Love to Hate is a LGBT+ romance novel by Christine McCullough, originally published on the writing website ‘Movellas’ in 2015 but published as an eBook in 2016.
The book focuses on Cyrus and Haydon, roommates in Sharpe’s Boarding School. Cyrus has spent a majority of his life going from boarding school to boarding school, always being the new kid, and he has no reason to expect things will change at his newest school. Rather than trying to make friends, he has made his peace with being alone. However, Hayden is hell bent on breaking Cyrus’ icy exterior, not being put off by his attempts to discourage friendship.
Cyrus is terrified that his new life at Sharpe’s Boarding School will leave him hurt as he has been many times before. Although Hayden is everything that Cyrus isn’t (he’s fun, popular, and charismatic), he is equally worried about his true identity tearing his life apart: he is the school’s orphan charity case, and homosexual.
There are some stories that make you blush with envy. There are some stories that make your heart beat faster in anticipation. There are some stories that break your heart before putting it back together again. Love to Hate does all of this, and more. From the synopsis, I was expecting Cyrus and Hayden to follow the stereotypical hate-to-love relationship, starting of as sworn enemies but eventually growing to become friends.
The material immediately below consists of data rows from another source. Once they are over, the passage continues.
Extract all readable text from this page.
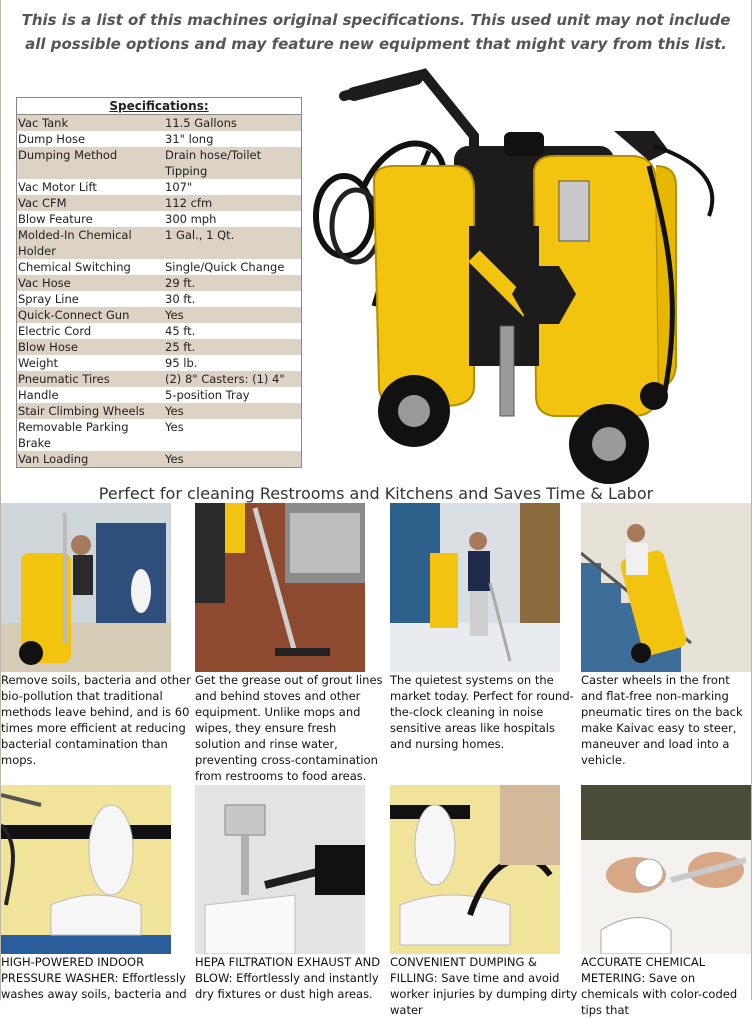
This is a list of this machines original specifications. This used unit may not include all possible options and may feature new equipment that might vary from this list.
Specifications:
Vac Tank	11.5 Gallons
Dump Hose	31" long
Dumping Method	Drain hose/Toilet Tipping
Vac Motor Lift	107"
Vac CFM	112 cfm
Blow Feature	300 mph
Molded-In Chemical Holder	1 Gal., 1 Qt.
Chemical Switching	Single/Quick Change
Vac Hose	29 ft.
Spray Line	30 ft.
Quick-Connect Gun	Yes
Electric Cord	45 ft.
Blow Hose	25 ft.
Weight	95 lb.
Pneumatic Tires	(2) 8" Casters: (1) 4"
Handle	5-position Tray
Stair Climbing Wheels	Yes
Removable Parking Brake	Yes
Van Loading	Yes
Perfect for cleaning Restrooms and Kitchens and Saves Time & Labor
Remove soils, bacteria and other bio-pollution that traditional methods leave behind, and is 60 times more efficient at reducing bacterial contamination than mops.
Get the grease out of grout lines and behind stoves and other equipment. Unlike mops and wipes, they ensure fresh solution and rinse water, preventing cross-contamination from restrooms to food areas.
The quietest systems on the market today. Perfect for round-the-clock cleaning in noise sensitive areas like hospitals and nursing homes.
Caster wheels in the front and flat-free non-marking pneumatic tires on the back make Kaivac easy to steer, maneuver and load into a vehicle.
HIGH-POWERED INDOOR PRESSURE WASHER: Effortlessly washes away soils, bacteria and
HEPA FILTRATION EXHAUST AND BLOW: Effortlessly and instantly dry fixtures or dust high areas.
CONVENIENT DUMPING & FILLING: Save time and avoid worker injuries by dumping dirty water
ACCURATE CHEMICAL METERING: Save on chemicals with color-coded tips that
I was glad to see that this was not the case, and the relationship has a lot more unique qualities than I originally expected.
Although this story is driven by the dynamics between Cyrus and Hayden, something which often happens in romances, there is a created conflict which drives the plot forwards, especially with the presence of school bullies and personal secrets. The first chapter may have lacked plot but excelled in character introductions and development. However, the trips out of school to the record store and the side-quest of stealing the flash were both nice of the story, bonding the characters and building on their relationship while still adding to the plot.
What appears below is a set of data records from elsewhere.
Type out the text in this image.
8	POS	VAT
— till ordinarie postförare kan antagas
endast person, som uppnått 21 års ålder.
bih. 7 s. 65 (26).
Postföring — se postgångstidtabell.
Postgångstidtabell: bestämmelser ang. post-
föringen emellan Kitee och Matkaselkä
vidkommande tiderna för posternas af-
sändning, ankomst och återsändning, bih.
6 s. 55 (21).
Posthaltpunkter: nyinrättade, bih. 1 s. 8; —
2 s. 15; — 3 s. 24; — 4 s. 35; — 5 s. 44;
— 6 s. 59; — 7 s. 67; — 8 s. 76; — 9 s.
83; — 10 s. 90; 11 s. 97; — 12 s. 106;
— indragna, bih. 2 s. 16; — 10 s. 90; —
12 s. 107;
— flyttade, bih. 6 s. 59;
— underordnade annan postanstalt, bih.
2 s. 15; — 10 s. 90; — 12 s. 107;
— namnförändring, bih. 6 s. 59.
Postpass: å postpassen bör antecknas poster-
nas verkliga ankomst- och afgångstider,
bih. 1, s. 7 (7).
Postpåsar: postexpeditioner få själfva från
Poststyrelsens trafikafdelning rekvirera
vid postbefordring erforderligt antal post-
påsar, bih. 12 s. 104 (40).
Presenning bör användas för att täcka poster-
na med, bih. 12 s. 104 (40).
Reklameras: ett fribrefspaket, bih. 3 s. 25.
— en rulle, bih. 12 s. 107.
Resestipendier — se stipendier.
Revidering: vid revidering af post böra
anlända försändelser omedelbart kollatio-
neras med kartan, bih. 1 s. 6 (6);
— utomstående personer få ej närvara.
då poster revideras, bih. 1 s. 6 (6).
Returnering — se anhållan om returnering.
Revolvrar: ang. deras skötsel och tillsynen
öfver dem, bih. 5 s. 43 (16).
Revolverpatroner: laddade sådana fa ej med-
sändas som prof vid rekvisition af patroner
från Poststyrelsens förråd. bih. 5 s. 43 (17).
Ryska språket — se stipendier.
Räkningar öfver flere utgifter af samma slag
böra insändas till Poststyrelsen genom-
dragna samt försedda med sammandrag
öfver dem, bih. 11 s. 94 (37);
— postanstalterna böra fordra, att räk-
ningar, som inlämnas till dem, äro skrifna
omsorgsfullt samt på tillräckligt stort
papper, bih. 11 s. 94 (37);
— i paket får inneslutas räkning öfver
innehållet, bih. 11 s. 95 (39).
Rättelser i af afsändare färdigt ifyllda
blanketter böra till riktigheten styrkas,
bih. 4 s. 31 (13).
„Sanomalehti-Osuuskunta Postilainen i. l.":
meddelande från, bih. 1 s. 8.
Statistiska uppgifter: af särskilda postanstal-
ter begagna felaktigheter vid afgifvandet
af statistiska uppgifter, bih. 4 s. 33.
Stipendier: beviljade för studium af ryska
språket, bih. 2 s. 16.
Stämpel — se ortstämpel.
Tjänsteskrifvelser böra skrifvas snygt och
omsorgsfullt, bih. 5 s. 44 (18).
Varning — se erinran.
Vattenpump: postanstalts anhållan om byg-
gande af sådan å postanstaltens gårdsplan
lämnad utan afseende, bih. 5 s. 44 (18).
McCullough has managed to create realistic characters who are captivating, so well-developed and flawed that they are perfect. Most importantly, the characters are believable, important to a plot that could be greatly based upon real life. Although Cyrus is the narrator of the novel, I was equally drawn to both him and Hayden, intrigued by their contrasting personalities. This raises a lot of questions which I was glad to have answered throughout the story. Why is Cyrus so guarded and bitter? Why does Hayden try so hard to be likeable? Why does Cyrus keep rejecting Hayden, and why does Hayden not seem to care?
Overall, Love to Hate is much more than just a romance novel. McCullough has told the stories of two completely different LGBT+ characters, including ideas about their sexuality struggles in addition to incorporating the struggles of their family and social lives.
I would recommend this book to anyone who enjoys character driven novels and realistic but beautifully written LGBT+ inclusive stories.